Nathan’s cancer battle started in 2010 when he was at soccer practice and started mentioning how his leg was bothering him. Nathan noticed a bump on his leg, but like most kids, didn’t think much of it and continued playing soccer. As his pain increased, we knew it was time to get it checked. In November of 2010, what I thought would be just a routine visit – x-ray, maybe physical therapy – turned into a call that would change our lives forever. I was told we had to take him to Nemours Children’s Hospital, Delaware for an emergency oncology appointment…my heart sunk.
Nathan was diagnosed with Osteosarcoma (bone cancer) on November 18, 2010 and started chemotherapy on Thanksgiving. In addition to his chemotherapy, Nathan had the tumor in his leg removed and as a result lost part of his tibia. To help him with walking and movement, the doctors inserted a prosthesis. As a competitor Nathan heard a phrase he most feared, which was that he would never play soccer again.
But the words “I can’t” were seldom mentioned when it came to Nathan. He was a competitor, whether it was on the field or battling cancer. His competitive spirit became instrumental when he started looking for ways to help other children and raise funds for cancer research. He joined The American Cancer Society’s “Relay for Life” and won an award for raising the most money as an individual!
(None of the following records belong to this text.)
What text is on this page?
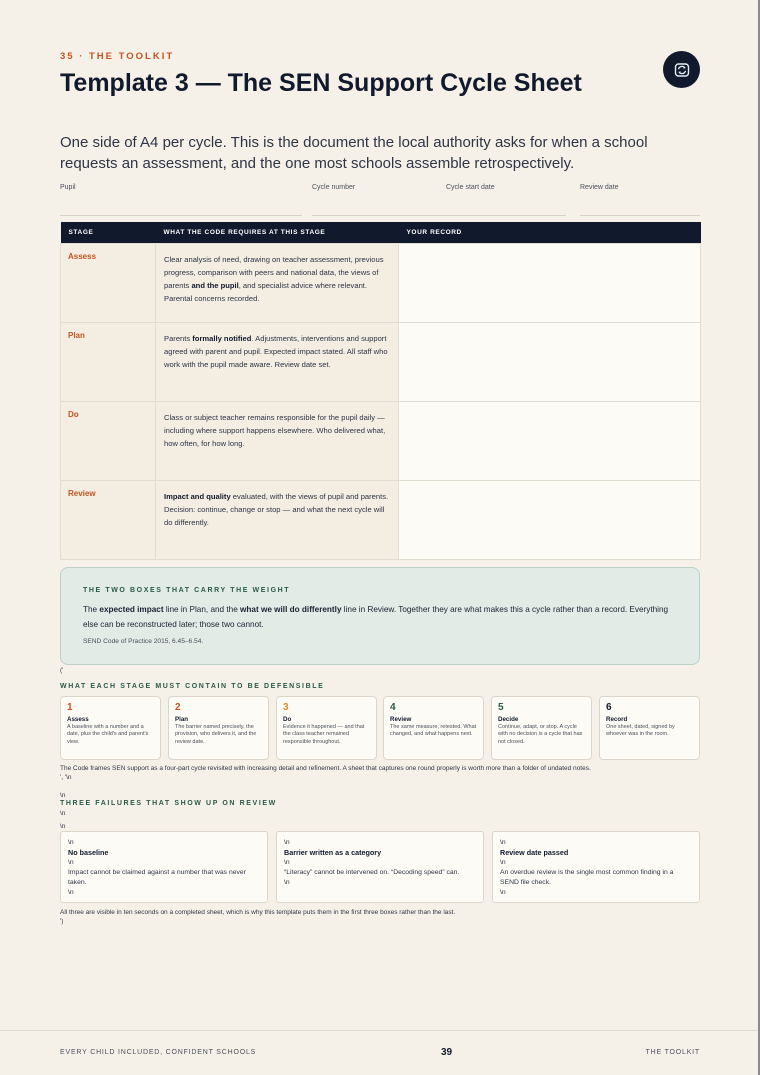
35 · THE TOOLKIT
Template 3 — The SEN Support Cycle Sheet

One side of A4 per cycle. This is the document the local authority asks for when a school requests an assessment, and the one most schools assemble retrospectively.

Pupil	Cycle number	Cycle start date	Review date
STAGE	WHAT THE CODE REQUIRES AT THIS STAGE	YOUR RECORD
Assess	Clear analysis of need, drawing on teacher assessment, previous progress, comparison with peers and national data, the views of parents and the pupil, and specialist advice where relevant. Parental concerns recorded.	
Plan	Parents formally notified. Adjustments, interventions and support agreed with parent and pupil. Expected impact stated. All staff who work with the pupil made aware. Review date set.	
Do	Class or subject teacher remains responsible for the pupil daily — including where support happens elsewhere. Who delivered what, how often, for how long.	
Review	Impact and quality evaluated, with the views of pupil and parents. Decision: continue, change or stop — and what the next cycle will do differently.	
THE TWO BOXES THAT CARRY THE WEIGHT
The expected impact line in Plan, and the what we will do differently line in Review. Together they are what makes this a cycle rather than a record. Everything else can be reconstructed later; those two cannot.
SEND Code of Practice 2015, 6.45–6.54.
('
WHAT EACH STAGE MUST CONTAIN TO BE DEFENSIBLE
1
Assess
A baseline with a number and a date, plus the child's and parent's view.
2
Plan
The barrier named precisely, the provision, who delivers it, and the review date.
3
Do
Evidence it happened — and that the class teacher remained responsible throughout.
4
Review
The same measure, retested. What changed, and what happens next.
5
Decide
Continue, adapt, or stop. A cycle with no decision is a cycle that has not closed.
6
Record
One sheet, dated, signed by whoever was in the room.
The Code frames SEN support as a four-part cycle revisited with increasing detail and refinement. A sheet that captures one round properly is worth more than a folder of undated notes.
', '\n
\n
THREE FAILURES THAT SHOW UP ON REVIEW
\n
\n
\n
No baseline
\n
Impact cannot be claimed against a number that was never taken.
\n
\n
Barrier written as a category
\n
“Literacy” cannot be intervened on. “Decoding speed” can.
\n
\n
Review date passed
\n
An overdue review is the single most common finding in a SEND file check.
\n
All three are visible in ten seconds on a completed sheet, which is why this template puts them in the first three boxes rather than the last.
')
EVERY CHILD INCLUDED, CONFIDENT SCHOOLS	39	THE TOOLKIT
And Nathan continued his love for science and sports! During treatment, while he was taking AP Biology, he would discuss topics with Nemours oncologist Dr. Andy Kolb, and he really enjoyed showing off his intelligence with others on the Nemours Cancer and Blood Disorders team. In a way, his cancer diagnosis gave him an opportunity to speak with other intelligent people who also loved science. And found a passion for sled hockey when he couldn’t play contact sports due to treatment. Sled hockey gave him a sense of normalcy when battling cancer.
Even as his cancer progressed, Nathan’s goal in life was always to make sure everyone was having a good day. Despite his own challenges, he would always set his own problems aside and take the time to make sure everyone else was okay. As long as they were having a “good day” then he could too.
My son never gave up. He battled cancer with dignity, with passion, and with grit. But after seven years, starting at just 9 years old, his young body just couldn’t take any more; Nathan peacefully passed away at age 16 on January 9, 2018… a day etched in our minds forever.
What I want people to remember about Nathan was his passion for life. His focus and determination to not just battle his cancer, but help other children battle their cancer too. Nathan started a non-profit with our help to hope for a cure called Nathan’s Story because he wanted to leave a better life and opportunity for children going through their cancer battles.
We hope that Nathan’s story will help inspire others and drive awareness for the need for more funding to help find better treatments, cures, and change childhood cancer outcomes.